AntennaHouse XSL Formatter - so close, and yet...

[originally posted on 4/7/09]

I almost but not quite found the solution to yesterday’s problem.

Starting with XSL Formatter version 3.x, the ability exists to inline EPS files in a PDF generated directly from XSL Formatter, eliminating the need to go through Distiller, and thus solving the problem of not having figure tagging in the PostScript output. Well, almost. There’s always a catch, isn’t there?

The 3.x+ EPS inclusion functionality relies on an external processing tool, either Ghostscript or Distiller, to turn the EPS into a PDF, which XSL Formatter then inlines into the PDF it’s outputting. Unfortuantely, XSL Formatter can’t do this with tagging turned on: PDF output error. (3106)
TaggedPDF fails because of importing pdf

So, despite being tantalizingly close to a solution, this one isn’t quite going to work.

The next step is going to be to see if the EPS can’t be manually inlined. A little hokey, I know, but less hokey than a pre- or post-processing step that would try to associate figures in the FO with objects in the PS or PDF output and tag them there.

Some notes on Antenna House’s XSL Formatter, PostScript, and related things

XSL Formatter from Antenna House is, as far as I can tell, the best XSL-FO renderer on the market today for dealing with multilingual content. RTL, Asian character sets, line breaking in non-Latin languages – XSL Formatter does them better than any of the other renderers on the market.

That’s not to say it’s perfect, however. My current challenge is to figure out a way to output Section 508-compliant PDF from XSL-FO using XSL Formatter, and it’s definitely a challenge.
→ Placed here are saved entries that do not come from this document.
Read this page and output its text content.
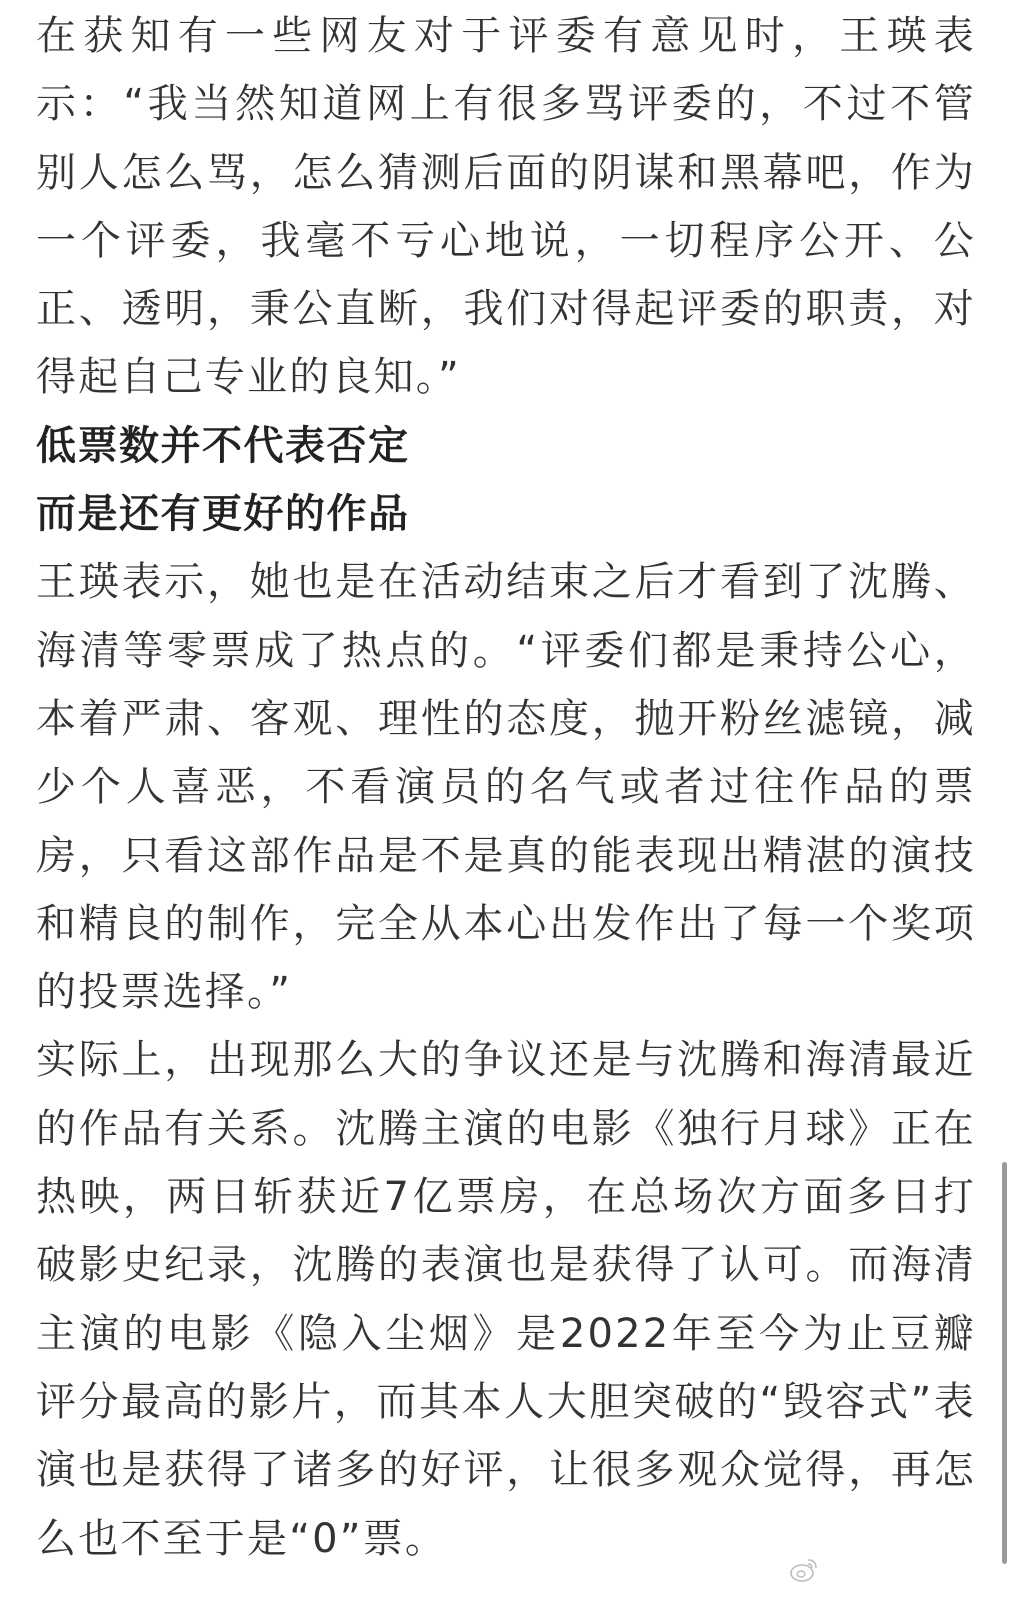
在获知有一些网友对于评委有意见时，王瑛表示：“我当然知道网上有很多骂评委的，不过不管别人怎么骂，怎么猜测后面的阴谋和黑幕吧，作为一个评委，我毫不亏心地说，一切程序公开、公正、透明，秉公直断，我们对得起评委的职责，对得起自己专业的良知。”

低票数并不代表否定

而是还有更好的作品

王瑛表示，她也是在活动结束之后才看到了沈腾、海清等零票成了热点的。“评委们都是秉持公心，本着严肃、客观、理性的态度，抛开粉丝滤镜，减少个人喜恶，不看演员的名气或者过往作品的票房，只看这部作品是不是真的能表现出精湛的演技和精良的制作，完全从本心出发作出了每一个奖项的投票选择。”

实际上，出现那么大的争议还是与沈腾和海清最近的作品有关系。沈腾主演的电影《独行月球》正在热映，两日斩获近7亿票房，在总场次方面多日打破影史纪录，沈腾的表演也是获得了认可。而海清主演的电影《隐入尘烟》是2022年至今为止豆瓣评分最高的影片，而其本人大胆突破的“毁容式”表演也是获得了诸多的好评，让很多观众觉得，再怎么也不至于是“0”票。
Way back in the murky depths of time, when this tool that I’m working on was first designed, XSL Formatter was somewhere around version 2.4 and didn’t support inlining EPS images at full resolution – it would use the preview raster image, and that was the end of it. To get around this, you could export to PostScript instead of going directly to PDF, and then use Acrobat Distiller to turn the PS into PDF, which would incorporate the EPS at an arbitrary resolution of your specification.

Fast forward to today, past several XSL Formatter updates, and the client now has a pressing need to produce Section 508-compliant PDFs for online publication. As per Adobe, this is done via tagged PDF, which when done right produces a nicely-ordered set of objects in the PDF that have alt text tags associated with them. This, dear readers, is where the trouble starts.

XSL-FO doesn’t understand the concept of alt-text tags, but that’s OK – XSLFormatter has the axf:alttext attribute to compensate. You can then enable tags in your rendition config, either via the pdf-settings element in the XfoSettings.xml config file or the xfo.setPdfTag(true) if you’re going in via the API. And, when you output directly to PDF, all is well – you get lovely tagged figures that make your documents (more) usable for the visually impared.

But…we’re not rendering directly to PDF. Because of the EPS issue, we’re rendering to PostScript, and then using Distiller to go to PDF. This is a problem, because despite the options, XSL Formatter does not correctly output tagging information to PostScript. Using pdfmarks, adding tagged figures to PostScript shouldn’t be a problem. You can see an example of how to do it the hard way here. It doesn’t seem to matter what options you set or how your XSL-FO is structured – XSL Formatter just isn’t producing the expected information in the PS.

That’s the challenge; hopefully I’ll be able to post a solution here soon, one that isn’t “wait for Antenna House to fix broken PostScript renderer”.